Há muito que não entrevíamos tal unanimidade de apoio ao Governo como a que pudemos constar aquando da aprovação da requisição civil dos enfermeiros, o que vem mostrar que o que move os profissionais não é de plena concordância entre os cidadãos. E isto é o busílis da questão porque são estes últimos que configuram o objecto de intervenção da enfermagem.

O que não invalida a justiça das pretensões dos enfermeiros. Estes constituem o pilar do sistema de saúde. Pouca coisa funciona sem eles. Pouco faz sentido sem o seu aval. E este precisa do reconhecimento das pessoas. Os enfermeiros sentem-se órfãos, sofreram humilhações consecutivas e isso dinamiza-os enquanto dissidentes. Pouco tenho a contestar quanto a esta luta. É bem verdade que o modelo da enfermagem é irredutível ao médico, que o enfermeiro é um artífice da salvação de um ser que tem de incluir o paciente como membro decisor.

O enfermeiro está, actualmente, em estado de orfandade e isto é mau para todos. Porque, se as pretensões dos enfermeiros são justas, não menos justo é o direito dos pacientes à vida e aos cuidados. E o estado de arte mental da enfermagem é de mote a tornar órfãos os próprios utentes. É isto que os enfermeiros não percebem: não vale a pena lutarem por si mesmos se prejudicam a sua relação com os que também têm direitos. Porque, nesta luta, deve estar em jogo menos a saúde do enfermeiro do que a saúde do paciente. Mas o ego dos enfermeiros, justificadamente ferido, está a pôr em perigo a continuidade de um sistema já de si imperfeito.

Este tipo de orgulho é a grande enfermidade dos serviços, ele subsiste irmãmente entre médicos, técnicos de diagnóstico e terapêutica, etc. Todos tentam superar-se, talvez até mais no poder do que nos atributos que deveriam trazer o prestígio. Poucos tentam conquistar o respeito, afirmando a qualidade ínsita do seu modelo, muitos persistem em sub-rogar-se a direitos que crêem ser prévios. Mas, se cedermos em todas as reivindicações, não é o direito dos profissionais que irá perseverar, mas sim o direito dos pacientes, pelo menos dos mais endinheirados, movidos pelo quadro dos resultados. E, curiosamente, ninguém quer ceder a este espírito liberal, que é o que vitaliza muitos privados, onde, no entanto, se ganha menos e se trabalha em condições de precariedade.

E tudo poderia melhorar se os enfermeiros não acusassem mais olhos de ambição do que barriga de merecimento. Peçam, sim, mas sejam razoáveis. Querem este mundo e o outro!

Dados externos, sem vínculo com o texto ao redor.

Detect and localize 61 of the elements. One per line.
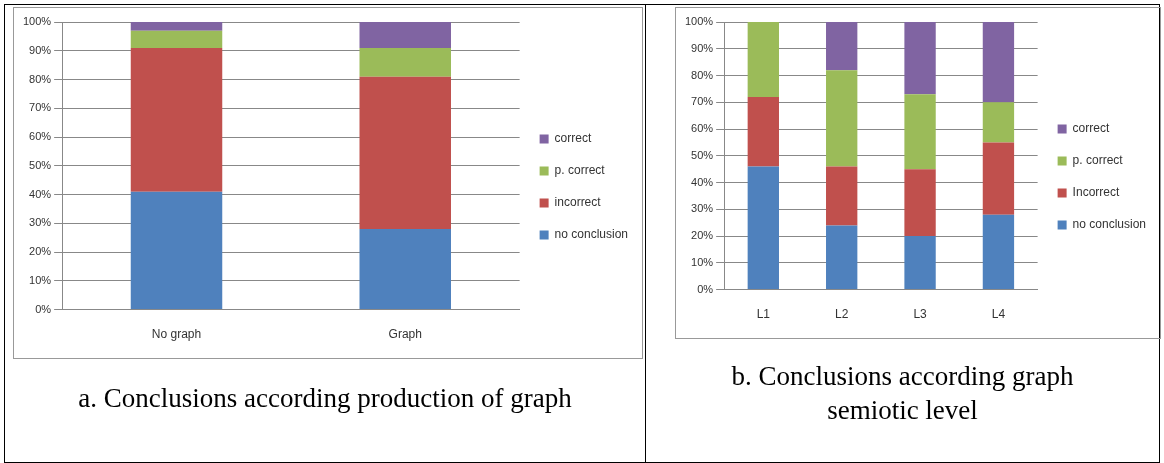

Mas não existem só os enfermeiros, existem muitos outros egos, outras liberdades.

E é do ego dos enfermeiros que vem uma fonte importante de preocupação. Este tem acusado a intenção de atropelar tudo e todos, os outros profissionais de saúde incluídos. A bastonária dos enfermeiros, encarada como uma "messias" da enfermagem, figura bem a sua classe. Extravasando certa legitimidade, modera os sindicatos e armadilha as oportunidades de outros agentes. Em jeito de curiosidade, recentemente, opôs-se à consecução de uma Ordem dos Fisioterapeutas; quando os fisioterapeutas exprimiram o seu desagrado na página oficial da Ordem dos Enfermeiros, centenas de comentários foram apagados e os que comentaram viram o seu acesso à página bloqueado.

Não admira que os enfermeiros sejam tão mal-amados, não se trata só da ignorância dos cidadãos, trata-se também da ignorância dos profissionais. Que, em consequência, não se prestigiam junto dos que pretendem servir. Ora, a requisição civil em causa pode, entretanto, constituir um mal. Perante o azedume dos enfermeiros, quem é que deseja ser injectado por estas consciências? Sim, bem sei que, agora, os enfermeiros se armam em mártires. Merecerão, também, os cidadãos ser mártires?